Pate Brisee

Pate Brise (from Pleasures of Cooking)
You won’t find an easier crust to make or work with than this. This recipe is for a partially cooked pie crust to be used with a quiche type tart. If using for pies or fruit tarts, don’t pre-bake. Just roll out into pan and fill.

1 2/3 cups unbleached, all-purpose flour
1 tbsp. sugar
1/8 tsp. salt
12 tbsps. unsalted butter
4 ½ tbsps. ice water

Process the flour, sugar, salt, and butter to the consistency of coarse meal, about 10 seconds.
Pour ice water through feed tube while processing. Stop motor as soon as dough begins to form a ball.

Turn out onto a lightly floured surface and shape into a disc about 1 inch thick.

Roll dough into a 15 inch circle and fit it into an 11 inch tart pan with removable bottom. Prick all over with a fork and refrigerate about 25 minutes or until ready to bake.

Preheat the oven to 425 degrees. Cover the shell completely with a round of aluminum foil and fill with 2 cups uncooked rice or beans. Bake for 15 minutes.
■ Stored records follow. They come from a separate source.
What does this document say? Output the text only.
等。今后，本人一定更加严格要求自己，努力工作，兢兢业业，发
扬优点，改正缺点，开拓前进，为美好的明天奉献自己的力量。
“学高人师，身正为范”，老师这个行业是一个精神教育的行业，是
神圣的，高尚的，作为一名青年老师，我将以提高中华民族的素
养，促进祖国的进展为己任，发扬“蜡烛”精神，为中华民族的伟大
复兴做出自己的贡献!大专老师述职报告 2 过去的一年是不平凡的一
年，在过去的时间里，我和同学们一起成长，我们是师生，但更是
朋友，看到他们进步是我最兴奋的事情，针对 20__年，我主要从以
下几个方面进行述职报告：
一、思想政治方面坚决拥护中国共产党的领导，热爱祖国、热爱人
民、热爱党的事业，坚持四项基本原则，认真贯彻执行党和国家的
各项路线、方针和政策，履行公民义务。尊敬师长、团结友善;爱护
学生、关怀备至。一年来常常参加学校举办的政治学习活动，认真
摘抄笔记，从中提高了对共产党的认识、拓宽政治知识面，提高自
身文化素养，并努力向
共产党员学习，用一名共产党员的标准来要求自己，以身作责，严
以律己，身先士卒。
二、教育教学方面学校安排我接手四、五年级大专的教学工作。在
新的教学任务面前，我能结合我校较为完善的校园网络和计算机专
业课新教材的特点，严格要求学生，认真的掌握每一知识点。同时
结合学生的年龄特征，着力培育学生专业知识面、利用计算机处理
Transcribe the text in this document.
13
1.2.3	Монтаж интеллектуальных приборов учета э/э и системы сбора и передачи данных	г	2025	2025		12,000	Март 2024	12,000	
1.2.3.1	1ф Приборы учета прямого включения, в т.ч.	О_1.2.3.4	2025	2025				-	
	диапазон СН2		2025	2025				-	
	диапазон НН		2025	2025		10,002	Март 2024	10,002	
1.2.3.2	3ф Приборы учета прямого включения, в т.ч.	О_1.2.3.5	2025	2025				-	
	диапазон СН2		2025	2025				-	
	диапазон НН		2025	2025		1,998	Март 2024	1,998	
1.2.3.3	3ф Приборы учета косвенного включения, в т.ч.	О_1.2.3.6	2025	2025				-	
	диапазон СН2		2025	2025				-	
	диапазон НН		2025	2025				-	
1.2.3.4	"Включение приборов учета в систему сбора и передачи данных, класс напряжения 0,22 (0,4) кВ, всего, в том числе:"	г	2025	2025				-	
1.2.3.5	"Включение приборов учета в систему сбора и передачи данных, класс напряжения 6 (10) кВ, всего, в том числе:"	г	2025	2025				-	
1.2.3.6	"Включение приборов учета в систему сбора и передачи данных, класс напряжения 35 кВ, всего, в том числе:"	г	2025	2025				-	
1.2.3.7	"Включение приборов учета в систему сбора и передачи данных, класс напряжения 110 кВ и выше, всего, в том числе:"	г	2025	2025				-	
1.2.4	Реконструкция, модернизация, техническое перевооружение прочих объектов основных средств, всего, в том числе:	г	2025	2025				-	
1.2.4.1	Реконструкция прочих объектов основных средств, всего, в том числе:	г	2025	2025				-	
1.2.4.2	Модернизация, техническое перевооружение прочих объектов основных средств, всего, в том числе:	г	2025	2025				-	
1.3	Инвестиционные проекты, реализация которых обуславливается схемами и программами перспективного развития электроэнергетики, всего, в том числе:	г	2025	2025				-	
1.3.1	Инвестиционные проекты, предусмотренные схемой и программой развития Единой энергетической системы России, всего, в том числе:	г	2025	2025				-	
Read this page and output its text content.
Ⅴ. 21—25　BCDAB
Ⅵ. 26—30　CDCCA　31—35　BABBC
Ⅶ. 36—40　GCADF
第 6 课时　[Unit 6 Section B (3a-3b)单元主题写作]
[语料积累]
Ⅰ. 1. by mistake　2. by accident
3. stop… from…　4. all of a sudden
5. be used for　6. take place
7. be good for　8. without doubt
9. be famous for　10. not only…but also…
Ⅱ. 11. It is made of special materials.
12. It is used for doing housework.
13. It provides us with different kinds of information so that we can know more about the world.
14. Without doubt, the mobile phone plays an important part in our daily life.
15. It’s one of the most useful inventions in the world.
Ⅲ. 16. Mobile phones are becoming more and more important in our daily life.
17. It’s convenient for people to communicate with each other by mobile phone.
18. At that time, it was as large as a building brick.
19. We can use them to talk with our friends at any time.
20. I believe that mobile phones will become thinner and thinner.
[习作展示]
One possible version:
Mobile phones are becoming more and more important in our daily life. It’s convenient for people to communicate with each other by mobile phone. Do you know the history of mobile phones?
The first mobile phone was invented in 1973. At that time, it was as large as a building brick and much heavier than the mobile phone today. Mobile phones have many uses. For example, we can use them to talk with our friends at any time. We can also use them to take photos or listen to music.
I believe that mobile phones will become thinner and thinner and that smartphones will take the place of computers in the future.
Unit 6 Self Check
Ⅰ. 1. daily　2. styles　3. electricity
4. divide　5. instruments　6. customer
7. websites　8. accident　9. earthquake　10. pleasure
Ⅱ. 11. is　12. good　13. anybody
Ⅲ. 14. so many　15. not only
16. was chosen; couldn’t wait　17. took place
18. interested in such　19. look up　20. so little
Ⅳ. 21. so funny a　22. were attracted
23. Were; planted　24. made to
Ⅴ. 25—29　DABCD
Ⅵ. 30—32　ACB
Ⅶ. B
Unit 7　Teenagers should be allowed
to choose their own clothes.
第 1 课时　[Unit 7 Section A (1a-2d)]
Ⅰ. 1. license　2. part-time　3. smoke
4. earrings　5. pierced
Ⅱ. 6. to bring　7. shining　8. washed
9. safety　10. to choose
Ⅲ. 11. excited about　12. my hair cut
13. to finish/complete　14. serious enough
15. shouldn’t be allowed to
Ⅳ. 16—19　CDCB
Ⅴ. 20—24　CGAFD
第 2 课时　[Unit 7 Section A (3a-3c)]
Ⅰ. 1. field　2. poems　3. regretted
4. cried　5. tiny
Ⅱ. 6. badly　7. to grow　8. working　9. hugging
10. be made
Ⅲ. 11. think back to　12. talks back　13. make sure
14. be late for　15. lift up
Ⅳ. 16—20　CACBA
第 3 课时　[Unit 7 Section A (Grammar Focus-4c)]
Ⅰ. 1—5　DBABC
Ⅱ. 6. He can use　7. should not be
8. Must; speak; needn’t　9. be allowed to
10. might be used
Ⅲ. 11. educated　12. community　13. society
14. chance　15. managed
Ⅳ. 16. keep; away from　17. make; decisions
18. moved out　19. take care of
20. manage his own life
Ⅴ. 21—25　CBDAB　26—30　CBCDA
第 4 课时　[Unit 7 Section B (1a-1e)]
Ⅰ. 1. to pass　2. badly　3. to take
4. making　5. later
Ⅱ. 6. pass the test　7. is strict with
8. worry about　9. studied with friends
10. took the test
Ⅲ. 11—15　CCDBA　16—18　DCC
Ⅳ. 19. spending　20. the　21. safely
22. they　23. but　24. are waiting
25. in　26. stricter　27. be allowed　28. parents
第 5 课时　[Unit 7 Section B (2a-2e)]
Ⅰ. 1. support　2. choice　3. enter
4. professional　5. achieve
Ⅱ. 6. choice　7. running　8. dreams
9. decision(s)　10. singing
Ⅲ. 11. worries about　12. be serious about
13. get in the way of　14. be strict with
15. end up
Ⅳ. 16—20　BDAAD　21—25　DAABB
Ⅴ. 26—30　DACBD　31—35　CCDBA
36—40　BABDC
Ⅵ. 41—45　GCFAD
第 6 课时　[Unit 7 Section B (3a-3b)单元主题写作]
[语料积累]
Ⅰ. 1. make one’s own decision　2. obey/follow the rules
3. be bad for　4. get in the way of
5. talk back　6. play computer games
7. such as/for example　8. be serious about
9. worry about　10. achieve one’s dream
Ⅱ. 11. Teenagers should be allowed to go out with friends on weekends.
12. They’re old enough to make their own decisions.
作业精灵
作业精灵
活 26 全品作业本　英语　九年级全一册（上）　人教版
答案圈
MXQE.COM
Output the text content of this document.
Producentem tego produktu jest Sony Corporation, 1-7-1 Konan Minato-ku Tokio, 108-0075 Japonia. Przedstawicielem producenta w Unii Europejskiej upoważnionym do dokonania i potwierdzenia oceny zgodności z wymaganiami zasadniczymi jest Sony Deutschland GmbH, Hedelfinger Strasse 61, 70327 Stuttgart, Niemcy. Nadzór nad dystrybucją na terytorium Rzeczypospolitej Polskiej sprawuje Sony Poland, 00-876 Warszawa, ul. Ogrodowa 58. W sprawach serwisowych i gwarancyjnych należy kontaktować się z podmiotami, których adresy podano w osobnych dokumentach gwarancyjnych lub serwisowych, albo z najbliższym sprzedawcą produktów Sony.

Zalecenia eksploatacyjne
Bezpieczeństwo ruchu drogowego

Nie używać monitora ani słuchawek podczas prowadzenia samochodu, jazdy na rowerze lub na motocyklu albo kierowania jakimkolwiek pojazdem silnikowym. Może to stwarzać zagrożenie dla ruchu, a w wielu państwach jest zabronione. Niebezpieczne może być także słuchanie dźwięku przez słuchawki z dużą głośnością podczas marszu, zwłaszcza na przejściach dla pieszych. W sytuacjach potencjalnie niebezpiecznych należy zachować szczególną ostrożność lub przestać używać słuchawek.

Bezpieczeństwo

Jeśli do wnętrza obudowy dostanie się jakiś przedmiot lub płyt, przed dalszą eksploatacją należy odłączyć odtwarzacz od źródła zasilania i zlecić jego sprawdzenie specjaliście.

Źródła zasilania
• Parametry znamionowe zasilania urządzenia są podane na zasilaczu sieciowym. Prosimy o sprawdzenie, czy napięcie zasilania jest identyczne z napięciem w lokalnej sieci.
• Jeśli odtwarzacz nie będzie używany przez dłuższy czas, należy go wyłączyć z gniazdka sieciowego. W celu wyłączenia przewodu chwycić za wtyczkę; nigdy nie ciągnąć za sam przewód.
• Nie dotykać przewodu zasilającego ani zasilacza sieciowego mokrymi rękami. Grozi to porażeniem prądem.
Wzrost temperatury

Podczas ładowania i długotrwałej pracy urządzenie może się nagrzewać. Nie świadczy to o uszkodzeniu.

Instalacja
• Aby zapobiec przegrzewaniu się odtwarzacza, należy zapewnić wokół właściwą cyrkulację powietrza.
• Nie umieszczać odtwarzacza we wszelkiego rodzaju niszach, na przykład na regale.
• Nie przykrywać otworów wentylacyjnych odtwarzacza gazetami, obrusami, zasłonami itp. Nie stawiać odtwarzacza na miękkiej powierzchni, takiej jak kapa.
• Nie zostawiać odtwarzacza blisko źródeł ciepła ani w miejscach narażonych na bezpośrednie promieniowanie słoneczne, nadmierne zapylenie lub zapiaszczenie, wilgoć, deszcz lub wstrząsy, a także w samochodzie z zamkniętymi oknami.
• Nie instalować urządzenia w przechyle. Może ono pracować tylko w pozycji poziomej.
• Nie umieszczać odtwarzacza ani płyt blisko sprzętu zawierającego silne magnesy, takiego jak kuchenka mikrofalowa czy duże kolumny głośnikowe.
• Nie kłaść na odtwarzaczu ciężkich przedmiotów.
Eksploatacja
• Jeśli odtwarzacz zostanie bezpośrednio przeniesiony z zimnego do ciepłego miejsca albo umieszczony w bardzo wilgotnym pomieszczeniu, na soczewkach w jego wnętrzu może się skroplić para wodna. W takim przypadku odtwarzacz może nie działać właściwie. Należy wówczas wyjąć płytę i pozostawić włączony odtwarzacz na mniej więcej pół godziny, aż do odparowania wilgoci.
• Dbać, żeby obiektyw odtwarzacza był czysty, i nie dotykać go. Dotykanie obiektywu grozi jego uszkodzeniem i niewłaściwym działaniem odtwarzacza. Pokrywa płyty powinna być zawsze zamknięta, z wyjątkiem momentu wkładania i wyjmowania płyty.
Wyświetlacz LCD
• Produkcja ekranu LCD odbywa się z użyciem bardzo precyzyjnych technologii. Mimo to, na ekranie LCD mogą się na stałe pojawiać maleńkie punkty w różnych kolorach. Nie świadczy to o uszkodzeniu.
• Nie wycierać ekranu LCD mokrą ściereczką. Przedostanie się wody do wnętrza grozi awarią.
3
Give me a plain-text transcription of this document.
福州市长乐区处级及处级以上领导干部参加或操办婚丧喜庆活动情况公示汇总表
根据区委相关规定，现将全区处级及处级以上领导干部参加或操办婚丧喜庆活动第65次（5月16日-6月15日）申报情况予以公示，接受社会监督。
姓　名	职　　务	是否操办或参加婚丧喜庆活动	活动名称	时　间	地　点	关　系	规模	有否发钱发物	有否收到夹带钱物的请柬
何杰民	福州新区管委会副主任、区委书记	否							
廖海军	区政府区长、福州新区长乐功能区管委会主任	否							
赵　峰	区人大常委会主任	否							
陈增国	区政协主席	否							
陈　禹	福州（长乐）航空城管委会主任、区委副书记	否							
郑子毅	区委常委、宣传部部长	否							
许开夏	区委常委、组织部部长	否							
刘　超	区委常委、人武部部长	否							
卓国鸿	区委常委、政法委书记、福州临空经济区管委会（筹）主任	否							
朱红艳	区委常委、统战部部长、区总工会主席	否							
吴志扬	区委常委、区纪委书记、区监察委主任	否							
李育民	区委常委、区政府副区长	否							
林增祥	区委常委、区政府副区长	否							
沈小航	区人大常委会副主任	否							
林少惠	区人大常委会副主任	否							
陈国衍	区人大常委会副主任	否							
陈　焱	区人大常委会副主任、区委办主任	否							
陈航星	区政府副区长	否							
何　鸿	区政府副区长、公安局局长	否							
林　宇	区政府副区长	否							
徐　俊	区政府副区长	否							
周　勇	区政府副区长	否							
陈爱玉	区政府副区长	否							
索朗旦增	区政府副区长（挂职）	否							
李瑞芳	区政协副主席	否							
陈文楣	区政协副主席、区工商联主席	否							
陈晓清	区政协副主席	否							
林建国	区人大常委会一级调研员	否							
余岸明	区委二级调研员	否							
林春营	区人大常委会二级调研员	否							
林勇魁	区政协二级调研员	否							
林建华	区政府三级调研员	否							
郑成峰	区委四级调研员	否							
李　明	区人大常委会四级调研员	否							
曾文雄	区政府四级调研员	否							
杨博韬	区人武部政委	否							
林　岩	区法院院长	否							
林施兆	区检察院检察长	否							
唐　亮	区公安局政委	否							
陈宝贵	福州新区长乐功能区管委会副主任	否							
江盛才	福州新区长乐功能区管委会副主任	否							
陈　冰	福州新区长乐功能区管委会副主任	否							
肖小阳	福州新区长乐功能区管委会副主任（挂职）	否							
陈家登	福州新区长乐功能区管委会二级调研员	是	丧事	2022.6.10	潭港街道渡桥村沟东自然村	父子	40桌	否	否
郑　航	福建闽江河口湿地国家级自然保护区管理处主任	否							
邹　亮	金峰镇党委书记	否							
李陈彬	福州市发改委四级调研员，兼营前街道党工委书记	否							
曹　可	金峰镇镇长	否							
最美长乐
Carefully remove the foil and weights. Bake 5 minutes more, or until golden. Let cool before filling.

5 Responses to Pate Brisee

  1. Um, I know I’m supposed to ignore it, but the uncooked beans or rice part… is that to put a weight on the crust while cooking so it doesn’t get an air pocket under it?

    ps. you put sugar in pie crust?

  2. Bardiac:

    Yes, those are to weigh it down. You can actually buy pie weights, little stone balls the size of peas that are used for the same purpose. Again, this is only if you are partially baking it for a quiche or other recipe calling for a pre-baked pie crust. For an apple pie, you just fill the crust and bake.

    You don’t need to refrigerate the dough if you are baking or using it right away, but if you are not, put it in the fridge till you’re ready.

    The Professional Chef textbook uses the term “blind baking” for preparing a pre-baked pie crust. They recommend covering the uncooked crust with parchment paper and then setting an empty pie pan on top of the paper (known as “double panning”)then placing the pans UPSIDE DOWN in the oven to prevent the dough from shrinking back doen the pans edges and blistering.

    For a great discussion about pie crusts on a great blog, visit Shuna Fish Lydon’s blog Eggbeater. Here are some links to Shuna’s posts about pies (and an article about her pie making class) –
    Finally, yes this crust has a teensy bit of sugar. Not too much, or it is cakey. You can leave it out if you like.

  3. Thanks 🙂

    I learned to make pie dough from my Grandma, and it was really just a 3 to 1 flour to butter recipe. But I may be remembering it wrong.